The following attributes of a critical service may be modified.

  • Name of service
  • Type of service (Deployment/ StatefulSet)
  • Namespace of service
  • Do not delete or modify the critical services added by HPE. Nothing will prevent an administrator from doing this, but it is not supported.
  • Having two services with the same name in different namespaces is generally not considered a best practice in CSM; this use case is not supported in RRS.
  • Similarly, services with the same name but different types (e.g., StatefulSet and Deployment) are not supported.

The process of modifying a critical service is essentially the process of removing the current critical service and then adding the modified critical service.

  1. Remove the services being modified.

    See Delete services using ConfigMap.

  2. Add the modified services.

    See either of the following:

Update Kyverno cluster policy

After adding, removing, or modifying critical services using any of the above methods, the Kyverno cluster policy also must be updated to reflect those changes. The procedures to do this are included in this section.

For more information on the Kyverno policy, see Kyverno Policy.

Add services to Kyverno policy

This procedure is only necessary after adding critical services to RR.

  1. (ncn-mw#) Add the critical services to the Kyverno cluster policy.

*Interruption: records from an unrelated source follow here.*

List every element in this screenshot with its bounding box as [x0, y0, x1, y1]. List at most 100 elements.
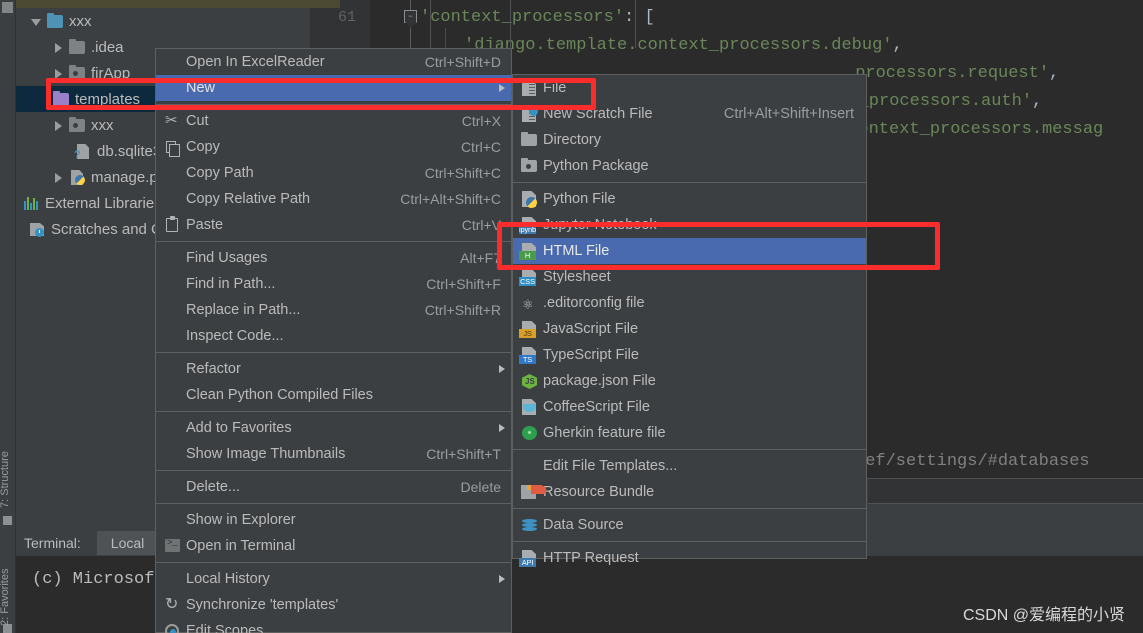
menu-item-clean-python-compiled-files[interactable]: Clean Python Compiled Files: [156, 382, 511, 408]
menu-item-delete[interactable]: Delete... Delete: [156, 474, 511, 500]
submenu-item-label: JavaScript File: [543, 321, 639, 337]
menu-item-label: Refactor: [186, 361, 241, 377]
tree-item-xxx[interactable]: xxx: [0, 8, 294, 34]
submenu-item-label: TypeScript File: [543, 347, 639, 363]
folder-module-icon: [68, 117, 86, 133]
menu-icon-placeholder: [160, 360, 186, 378]
scratches-icon: [28, 221, 46, 237]
tree-item-label: db.sqlite3: [97, 142, 162, 160]
menu-item-label: Add to Favorites: [186, 420, 292, 436]
menu-item-open-in-terminal[interactable]: Open in Terminal: [156, 533, 511, 559]
menu-item-copy-relative-path[interactable]: Copy Relative Path Ctrl+Alt+Shift+C: [156, 186, 511, 212]
submenu-item-edit-file-templates[interactable]: Edit File Templates...: [513, 453, 866, 479]
chevron-right-icon[interactable]: [52, 41, 65, 54]
menu-item-copy-path[interactable]: Copy Path Ctrl+Shift+C: [156, 160, 511, 186]
python-file-icon: [68, 169, 86, 185]
submenu-item-typescript-file[interactable]: TS TypeScript File: [513, 342, 866, 368]
menu-icon-placeholder: [160, 249, 186, 267]
menu-icon-placeholder: [160, 275, 186, 293]
menu-item-paste[interactable]: Paste Ctrl+V: [156, 212, 511, 238]
menu-item-label: Show in Explorer: [186, 512, 296, 528]
sidebar-tab-favorites[interactable]: 2: Favorites: [0, 569, 11, 626]
menu-item-find-usages[interactable]: Find Usages Alt+F7: [156, 245, 511, 271]
scopes-icon: [160, 622, 186, 633]
submenu-item-label: Resource Bundle: [543, 484, 655, 500]
terminal-tab-local[interactable]: Local: [96, 531, 159, 555]
submenu-item-gherkin-feature-file[interactable]: Gherkin feature file: [513, 420, 866, 446]
menu-separator: [156, 503, 511, 504]
menu-item-copy[interactable]: Copy Ctrl+C: [156, 134, 511, 160]
submenu-item-label: package.json File: [543, 373, 656, 389]
terminal-icon: [160, 537, 186, 555]
menu-icon-placeholder: [160, 301, 186, 319]
menu-item-add-to-favorites[interactable]: Add to Favorites: [156, 415, 511, 441]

    1. Open the policy for editing.

      kubectl edit clusterpolicy insert-labels-topology-constraints
      
    2. Under spec.rules.match.any.resources.name, add new entries with the names of the critical services that were added to RR.

    3. Save and close the editor, to apply the changes to the policy.

  2. (ncn-mw#) For each service added, verify that it now exists in the policy.

    kubectl get clusterpolicy insert-labels-topology-constraints -o yaml |grep <name-of-the-critical-service>
    
  3. (ncn-mw#) Restart the services that were added.

    CSM provides a script to automate this process. This script checks every Rack Resiliency critical service to see if the Kyverno policy has been applied to it or not. For any that have not, it performs rollout restarts on them, one at a time. During the service restart, the Kyverno policy is applied to each service.

    The latest CSM documentation RPM must be installed on the node where this step is being performed. See Check for latest documentation.

    python3 /usr/share/doc/csm/upgrade/scripts/upgrade/scripts/k8s/rr_critical_service_restart.py
    

Remove services from Kyverno policy

This procedure is only necessary after removing critical services from RR.

  1. (ncn-mw#) Remove the critical services from the Kyverno cluster policy.

    1. Open the policy for editing.

      kubectl edit clusterpolicy insert-labels-topology-constraints
      
    2. Under spec.rules.match.any.resources.name, delete the entries with the names of the critical services that were removed from RR.

    3. Save and close the editor, to apply the changes to the policy.

  2. (ncn-mw#) For each service removed, verify that it no longer exists in the policy.

    If the service has been removed, this command should give no output.

    kubectl get clusterpolicy insert-labels-topology-constraints -o yaml |grep <name-of-the-critical-service>
    

Unlike when adding services to the Kyverno policy, there is no need for a rollout restart.